[geeks] Circuit Simulation Software
Joshua D Boyd
jdboyd at cs.millersville.edu
Mon Feb 11 19:34:28 CST 2002
On Mon, Feb 11, 2002 at 08:04:36PM -0500, Dave McGuire wrote:
> On February 11, Jonathan C. Patschke wrote:
> > Back in college, I used a program called "PowerView" to design and
> > test circuits using 74-series logic chips and PALs (among other things).
> > Are there any free (or cheap) Unix or Java programs around that do
> > pretty-much the same thing? I don't need anything as big and powerful as
> > PowerView, but something that knows ABEL and the 74-series chips (or would
> > at least let me define them in a library) would be really cool, as I don't
> > want to lose the meager skills that I have.
> I don't know of any logic simulation packages offhand. Please let
> me know if you find any that look good.
Scheme seems to be used extensively. In particular, check out symsync
It doesn't require real scheme programming to use, and it is based on scm
which is supposed to be one of those schemes that just work on real platforms.
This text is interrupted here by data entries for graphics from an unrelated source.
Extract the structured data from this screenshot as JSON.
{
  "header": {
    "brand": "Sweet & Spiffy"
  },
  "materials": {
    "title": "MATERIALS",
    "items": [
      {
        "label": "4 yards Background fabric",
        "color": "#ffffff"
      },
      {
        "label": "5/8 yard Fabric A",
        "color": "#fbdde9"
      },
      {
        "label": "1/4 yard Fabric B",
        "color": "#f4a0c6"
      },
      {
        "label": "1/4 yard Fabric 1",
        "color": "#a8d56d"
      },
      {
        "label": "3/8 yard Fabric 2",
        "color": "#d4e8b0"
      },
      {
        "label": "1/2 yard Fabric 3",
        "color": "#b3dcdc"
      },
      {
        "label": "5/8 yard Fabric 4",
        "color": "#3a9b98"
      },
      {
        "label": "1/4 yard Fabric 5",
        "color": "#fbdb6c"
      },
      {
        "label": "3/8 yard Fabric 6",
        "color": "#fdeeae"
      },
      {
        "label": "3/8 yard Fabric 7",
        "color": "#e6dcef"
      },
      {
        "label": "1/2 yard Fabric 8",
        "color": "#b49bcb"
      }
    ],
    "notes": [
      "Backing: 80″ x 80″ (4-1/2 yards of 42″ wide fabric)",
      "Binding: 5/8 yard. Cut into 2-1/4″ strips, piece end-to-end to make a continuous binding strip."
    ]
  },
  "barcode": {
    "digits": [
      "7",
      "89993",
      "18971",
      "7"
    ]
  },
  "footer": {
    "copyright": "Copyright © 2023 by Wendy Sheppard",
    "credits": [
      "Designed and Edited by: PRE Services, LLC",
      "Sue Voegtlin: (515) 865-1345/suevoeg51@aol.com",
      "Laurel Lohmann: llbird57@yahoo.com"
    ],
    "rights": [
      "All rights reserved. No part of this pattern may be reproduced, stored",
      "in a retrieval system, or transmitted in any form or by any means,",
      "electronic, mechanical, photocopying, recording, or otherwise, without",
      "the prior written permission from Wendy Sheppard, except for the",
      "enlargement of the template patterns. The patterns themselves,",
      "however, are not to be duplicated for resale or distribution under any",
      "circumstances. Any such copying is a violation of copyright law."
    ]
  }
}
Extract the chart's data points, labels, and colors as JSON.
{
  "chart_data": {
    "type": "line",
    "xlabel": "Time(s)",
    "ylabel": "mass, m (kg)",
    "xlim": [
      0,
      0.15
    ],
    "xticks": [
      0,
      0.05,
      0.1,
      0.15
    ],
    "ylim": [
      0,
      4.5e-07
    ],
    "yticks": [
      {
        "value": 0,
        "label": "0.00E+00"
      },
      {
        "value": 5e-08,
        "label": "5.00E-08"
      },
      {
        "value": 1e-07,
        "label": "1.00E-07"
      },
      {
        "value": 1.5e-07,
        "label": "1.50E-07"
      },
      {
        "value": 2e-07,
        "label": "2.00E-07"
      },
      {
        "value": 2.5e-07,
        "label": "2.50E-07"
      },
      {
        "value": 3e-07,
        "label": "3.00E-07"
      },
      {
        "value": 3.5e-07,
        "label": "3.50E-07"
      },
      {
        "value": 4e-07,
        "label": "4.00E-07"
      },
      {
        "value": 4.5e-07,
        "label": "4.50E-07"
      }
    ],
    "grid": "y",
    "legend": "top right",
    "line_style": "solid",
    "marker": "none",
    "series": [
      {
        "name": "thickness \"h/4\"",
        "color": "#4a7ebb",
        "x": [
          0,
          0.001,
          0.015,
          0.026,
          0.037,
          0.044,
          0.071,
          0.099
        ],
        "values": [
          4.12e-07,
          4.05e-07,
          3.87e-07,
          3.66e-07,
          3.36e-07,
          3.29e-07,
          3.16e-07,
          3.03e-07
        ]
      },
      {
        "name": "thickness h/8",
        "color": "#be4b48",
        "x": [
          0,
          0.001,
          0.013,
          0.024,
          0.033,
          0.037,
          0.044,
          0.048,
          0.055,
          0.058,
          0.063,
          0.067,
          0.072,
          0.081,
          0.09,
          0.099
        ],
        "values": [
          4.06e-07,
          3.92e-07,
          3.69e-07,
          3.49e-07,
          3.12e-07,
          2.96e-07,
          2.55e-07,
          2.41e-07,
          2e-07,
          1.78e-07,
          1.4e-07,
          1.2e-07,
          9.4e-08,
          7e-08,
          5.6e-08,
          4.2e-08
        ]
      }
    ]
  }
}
So far I've only used SCM on linux (I use it at school since I was able
to fit it into my measely account) though.
BTW, the symsynch manual doesn't appear properly in xpdf, but it does appear
fine in gv (some ghostscript front end).
I haven't used this program much. It is aimed higher than anything I've tried
to design (which I usually just code up myself when I want to simulate it).
It is used to do real work though, so it might work for you.